Voilà dix-huit ans que ça dure. Chacune des lois touchant à l'organisation des collectivités locales contient des dispositions tendant à vider de leur substance les communes, petites et grandes. Faute de pouvoir rayer d'un trait de plume ces entités millénaires (certaines datent de la période La Tène III [1]), la technocratie, ambitieuse de les réduire comme les légions romaines voulaient réduire la dissidence des villages gaulois, leur fait une guerre d'usure, profitant de chacune des réformes pour avancer ses pions.

C'est avec la loi Joxe de 1992 que tout a commencé [2], puis il y eut la loi Pasqua (1995), la loi Chevènement (1979) : chaque fois, l'étau se resserre. La seule pause de ce rouleau compresseur mu par une technocratie impitoyable fut la loi Raffarin de 2005. Sans doute parce que l'ancien Premier ministre connaissait mieux la France profonde, pour la première fois, une loi de décentralisation ne portait pas atteinte aux prérogatives des petites communes.

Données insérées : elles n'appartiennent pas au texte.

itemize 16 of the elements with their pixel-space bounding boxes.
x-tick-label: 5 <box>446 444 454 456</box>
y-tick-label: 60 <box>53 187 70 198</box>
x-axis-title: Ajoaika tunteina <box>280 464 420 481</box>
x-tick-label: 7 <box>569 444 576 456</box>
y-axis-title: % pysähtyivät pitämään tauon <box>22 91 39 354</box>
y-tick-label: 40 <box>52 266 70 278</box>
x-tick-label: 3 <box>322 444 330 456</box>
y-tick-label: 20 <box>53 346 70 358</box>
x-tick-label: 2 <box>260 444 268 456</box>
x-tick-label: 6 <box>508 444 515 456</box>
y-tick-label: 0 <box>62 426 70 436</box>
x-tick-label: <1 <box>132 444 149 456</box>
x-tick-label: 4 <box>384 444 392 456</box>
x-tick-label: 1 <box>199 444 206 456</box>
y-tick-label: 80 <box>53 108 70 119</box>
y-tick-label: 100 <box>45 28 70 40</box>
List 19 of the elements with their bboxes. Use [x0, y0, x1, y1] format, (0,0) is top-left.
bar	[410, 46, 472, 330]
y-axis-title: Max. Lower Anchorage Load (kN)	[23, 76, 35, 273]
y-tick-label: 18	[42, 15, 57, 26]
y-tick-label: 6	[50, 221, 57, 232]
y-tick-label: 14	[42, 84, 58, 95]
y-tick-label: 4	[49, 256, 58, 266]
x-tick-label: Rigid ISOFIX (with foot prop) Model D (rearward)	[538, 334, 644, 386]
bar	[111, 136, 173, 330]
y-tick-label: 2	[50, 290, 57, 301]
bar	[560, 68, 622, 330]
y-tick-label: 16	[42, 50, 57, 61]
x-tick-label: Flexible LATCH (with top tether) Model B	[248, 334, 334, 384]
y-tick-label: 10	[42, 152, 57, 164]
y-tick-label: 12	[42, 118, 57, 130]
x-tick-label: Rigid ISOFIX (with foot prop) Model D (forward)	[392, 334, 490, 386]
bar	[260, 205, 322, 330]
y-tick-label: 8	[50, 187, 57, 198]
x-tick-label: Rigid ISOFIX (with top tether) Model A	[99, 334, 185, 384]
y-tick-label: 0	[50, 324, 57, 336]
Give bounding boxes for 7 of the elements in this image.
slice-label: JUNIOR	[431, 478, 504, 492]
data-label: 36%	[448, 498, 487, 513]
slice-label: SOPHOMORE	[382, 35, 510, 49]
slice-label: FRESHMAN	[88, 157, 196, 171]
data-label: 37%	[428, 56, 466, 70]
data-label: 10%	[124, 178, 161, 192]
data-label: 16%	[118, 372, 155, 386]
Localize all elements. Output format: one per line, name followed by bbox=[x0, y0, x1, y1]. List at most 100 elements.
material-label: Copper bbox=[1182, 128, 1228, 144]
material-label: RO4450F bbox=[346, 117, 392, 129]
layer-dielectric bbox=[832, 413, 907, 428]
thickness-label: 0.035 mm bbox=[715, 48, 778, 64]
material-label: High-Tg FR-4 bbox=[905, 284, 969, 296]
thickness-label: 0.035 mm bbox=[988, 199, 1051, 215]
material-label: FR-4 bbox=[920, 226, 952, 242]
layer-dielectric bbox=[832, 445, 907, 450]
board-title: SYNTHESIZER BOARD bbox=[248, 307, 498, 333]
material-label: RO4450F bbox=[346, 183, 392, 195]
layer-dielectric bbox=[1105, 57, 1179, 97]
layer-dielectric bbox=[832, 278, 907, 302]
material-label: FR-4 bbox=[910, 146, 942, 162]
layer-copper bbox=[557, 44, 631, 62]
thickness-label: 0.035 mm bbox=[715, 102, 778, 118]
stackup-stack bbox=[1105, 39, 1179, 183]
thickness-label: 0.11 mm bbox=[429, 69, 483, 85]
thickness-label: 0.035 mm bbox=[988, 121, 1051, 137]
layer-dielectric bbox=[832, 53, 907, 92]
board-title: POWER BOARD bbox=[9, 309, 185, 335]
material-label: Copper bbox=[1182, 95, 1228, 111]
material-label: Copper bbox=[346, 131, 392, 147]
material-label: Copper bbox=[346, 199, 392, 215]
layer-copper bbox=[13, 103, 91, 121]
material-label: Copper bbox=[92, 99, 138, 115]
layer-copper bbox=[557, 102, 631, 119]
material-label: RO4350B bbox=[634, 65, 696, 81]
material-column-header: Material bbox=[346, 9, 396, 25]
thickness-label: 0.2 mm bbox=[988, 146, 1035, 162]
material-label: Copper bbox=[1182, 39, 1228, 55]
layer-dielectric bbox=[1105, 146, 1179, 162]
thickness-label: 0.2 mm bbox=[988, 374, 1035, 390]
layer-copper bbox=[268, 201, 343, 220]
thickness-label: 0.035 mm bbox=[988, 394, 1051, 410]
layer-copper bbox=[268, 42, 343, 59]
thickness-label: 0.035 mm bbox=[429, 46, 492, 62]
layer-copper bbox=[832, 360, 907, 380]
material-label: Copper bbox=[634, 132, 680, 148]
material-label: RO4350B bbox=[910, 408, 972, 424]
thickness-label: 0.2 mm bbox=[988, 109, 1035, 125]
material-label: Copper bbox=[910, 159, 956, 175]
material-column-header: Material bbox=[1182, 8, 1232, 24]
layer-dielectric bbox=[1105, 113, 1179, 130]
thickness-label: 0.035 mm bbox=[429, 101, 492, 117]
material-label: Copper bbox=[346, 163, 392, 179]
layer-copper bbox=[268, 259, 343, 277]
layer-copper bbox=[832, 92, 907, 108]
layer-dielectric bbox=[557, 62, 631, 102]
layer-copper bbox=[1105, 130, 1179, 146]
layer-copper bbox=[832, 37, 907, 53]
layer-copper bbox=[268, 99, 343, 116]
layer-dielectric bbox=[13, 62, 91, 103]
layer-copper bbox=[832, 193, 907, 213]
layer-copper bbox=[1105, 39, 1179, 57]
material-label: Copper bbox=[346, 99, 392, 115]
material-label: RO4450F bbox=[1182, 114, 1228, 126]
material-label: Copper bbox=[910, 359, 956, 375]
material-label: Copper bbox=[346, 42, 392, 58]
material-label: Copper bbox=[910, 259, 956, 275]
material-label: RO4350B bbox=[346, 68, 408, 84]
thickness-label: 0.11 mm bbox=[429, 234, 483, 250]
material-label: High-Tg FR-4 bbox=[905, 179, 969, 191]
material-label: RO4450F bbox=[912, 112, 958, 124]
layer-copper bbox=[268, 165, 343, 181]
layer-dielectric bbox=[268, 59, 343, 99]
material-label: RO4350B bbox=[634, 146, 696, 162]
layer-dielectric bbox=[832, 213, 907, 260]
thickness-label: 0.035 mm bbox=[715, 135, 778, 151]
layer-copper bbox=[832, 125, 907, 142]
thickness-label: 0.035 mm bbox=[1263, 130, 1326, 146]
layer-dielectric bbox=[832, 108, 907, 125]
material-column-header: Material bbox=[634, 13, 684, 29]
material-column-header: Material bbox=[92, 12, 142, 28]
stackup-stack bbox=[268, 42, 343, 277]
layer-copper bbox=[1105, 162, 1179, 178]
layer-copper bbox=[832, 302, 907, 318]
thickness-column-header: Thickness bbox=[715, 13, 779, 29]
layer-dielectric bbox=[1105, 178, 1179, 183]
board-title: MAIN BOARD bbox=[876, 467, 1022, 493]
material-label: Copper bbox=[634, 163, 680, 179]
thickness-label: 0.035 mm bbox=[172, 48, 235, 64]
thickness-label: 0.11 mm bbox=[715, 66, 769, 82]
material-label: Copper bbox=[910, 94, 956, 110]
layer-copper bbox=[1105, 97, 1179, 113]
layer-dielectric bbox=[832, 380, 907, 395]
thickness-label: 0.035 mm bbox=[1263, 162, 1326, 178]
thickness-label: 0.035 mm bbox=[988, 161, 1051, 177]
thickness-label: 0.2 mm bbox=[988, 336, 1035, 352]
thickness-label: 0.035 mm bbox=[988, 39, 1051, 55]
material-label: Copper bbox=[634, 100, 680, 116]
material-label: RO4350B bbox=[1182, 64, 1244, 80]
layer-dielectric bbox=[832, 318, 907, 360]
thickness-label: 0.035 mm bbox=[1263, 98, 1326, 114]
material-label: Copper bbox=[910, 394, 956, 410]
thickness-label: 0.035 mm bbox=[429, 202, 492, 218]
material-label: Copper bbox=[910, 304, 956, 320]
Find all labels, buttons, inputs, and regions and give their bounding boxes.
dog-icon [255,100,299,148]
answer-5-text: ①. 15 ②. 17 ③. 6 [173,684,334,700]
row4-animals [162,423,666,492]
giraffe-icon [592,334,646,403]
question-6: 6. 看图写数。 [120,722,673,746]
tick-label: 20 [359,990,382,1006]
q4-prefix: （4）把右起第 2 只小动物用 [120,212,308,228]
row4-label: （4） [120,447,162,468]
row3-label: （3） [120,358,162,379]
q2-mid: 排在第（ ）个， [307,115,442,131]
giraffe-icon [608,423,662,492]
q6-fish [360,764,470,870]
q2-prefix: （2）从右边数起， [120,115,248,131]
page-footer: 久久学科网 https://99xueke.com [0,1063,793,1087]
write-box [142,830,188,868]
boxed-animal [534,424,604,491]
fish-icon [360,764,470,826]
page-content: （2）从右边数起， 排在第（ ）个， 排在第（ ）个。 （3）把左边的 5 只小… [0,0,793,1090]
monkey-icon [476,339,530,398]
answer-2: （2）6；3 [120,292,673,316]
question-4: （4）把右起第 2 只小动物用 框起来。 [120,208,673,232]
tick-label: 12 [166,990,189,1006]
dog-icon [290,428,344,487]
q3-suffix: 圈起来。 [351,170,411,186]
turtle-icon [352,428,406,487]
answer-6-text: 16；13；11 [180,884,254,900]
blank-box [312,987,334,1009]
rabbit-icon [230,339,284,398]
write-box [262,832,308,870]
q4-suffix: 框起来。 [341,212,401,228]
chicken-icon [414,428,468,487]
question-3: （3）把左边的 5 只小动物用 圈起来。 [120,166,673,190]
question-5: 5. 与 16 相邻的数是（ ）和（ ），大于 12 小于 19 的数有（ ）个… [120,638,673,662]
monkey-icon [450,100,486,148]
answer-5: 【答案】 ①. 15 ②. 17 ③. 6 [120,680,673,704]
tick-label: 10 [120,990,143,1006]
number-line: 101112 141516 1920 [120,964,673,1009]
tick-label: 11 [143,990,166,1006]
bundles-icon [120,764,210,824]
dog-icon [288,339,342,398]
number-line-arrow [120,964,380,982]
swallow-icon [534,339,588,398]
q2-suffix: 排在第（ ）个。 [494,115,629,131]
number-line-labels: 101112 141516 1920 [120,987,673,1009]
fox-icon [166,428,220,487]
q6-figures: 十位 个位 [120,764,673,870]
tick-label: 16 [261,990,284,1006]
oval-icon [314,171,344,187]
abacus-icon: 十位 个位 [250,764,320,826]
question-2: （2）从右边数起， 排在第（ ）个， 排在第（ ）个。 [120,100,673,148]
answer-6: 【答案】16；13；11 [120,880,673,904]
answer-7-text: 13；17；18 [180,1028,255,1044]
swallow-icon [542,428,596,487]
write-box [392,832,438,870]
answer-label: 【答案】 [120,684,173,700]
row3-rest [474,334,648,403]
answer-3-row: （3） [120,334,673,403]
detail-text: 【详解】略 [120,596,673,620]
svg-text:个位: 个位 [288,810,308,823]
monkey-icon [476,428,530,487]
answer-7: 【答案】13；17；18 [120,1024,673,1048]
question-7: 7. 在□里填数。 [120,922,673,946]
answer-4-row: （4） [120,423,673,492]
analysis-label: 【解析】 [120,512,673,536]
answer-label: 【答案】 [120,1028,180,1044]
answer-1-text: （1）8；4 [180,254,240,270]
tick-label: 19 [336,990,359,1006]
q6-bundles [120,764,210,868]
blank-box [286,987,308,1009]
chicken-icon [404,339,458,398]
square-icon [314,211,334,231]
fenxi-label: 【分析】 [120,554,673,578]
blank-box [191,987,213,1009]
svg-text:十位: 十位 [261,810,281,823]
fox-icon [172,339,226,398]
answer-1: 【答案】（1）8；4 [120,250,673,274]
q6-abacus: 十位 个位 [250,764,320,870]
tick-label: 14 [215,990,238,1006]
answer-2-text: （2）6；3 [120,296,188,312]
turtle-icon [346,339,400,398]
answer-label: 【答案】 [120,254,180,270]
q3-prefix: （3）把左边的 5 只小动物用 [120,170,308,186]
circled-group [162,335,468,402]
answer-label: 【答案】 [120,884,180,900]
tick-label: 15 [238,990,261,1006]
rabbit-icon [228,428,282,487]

Las, avec le projet actuellement en discussion au Parlement, le mouvement a repris.
Moins médiatisé que la question du département, parce qu'il touche moins aux intérêts des grands élus, députés, sénateurs, présidents de conseil régional et régional, ce volet de la loi est pourtant le plus lourd de conséquences en termes de civilisation.
Les communes avaient été dès 1992 encouragées à s'intégrer dans des communautés de communes (en zone urbaine, communautés d'agglomération) destinées à se substituer aux anciens syndicats. Théoriquement libres d'adhérer, les petites communes furent soumises à une forte pression des préfets ; il fut même établi en 1975 que les dotations de l'État seraient proportionnelles au degré d' intégration financière des communautés désormais tenu pour une fin en soi.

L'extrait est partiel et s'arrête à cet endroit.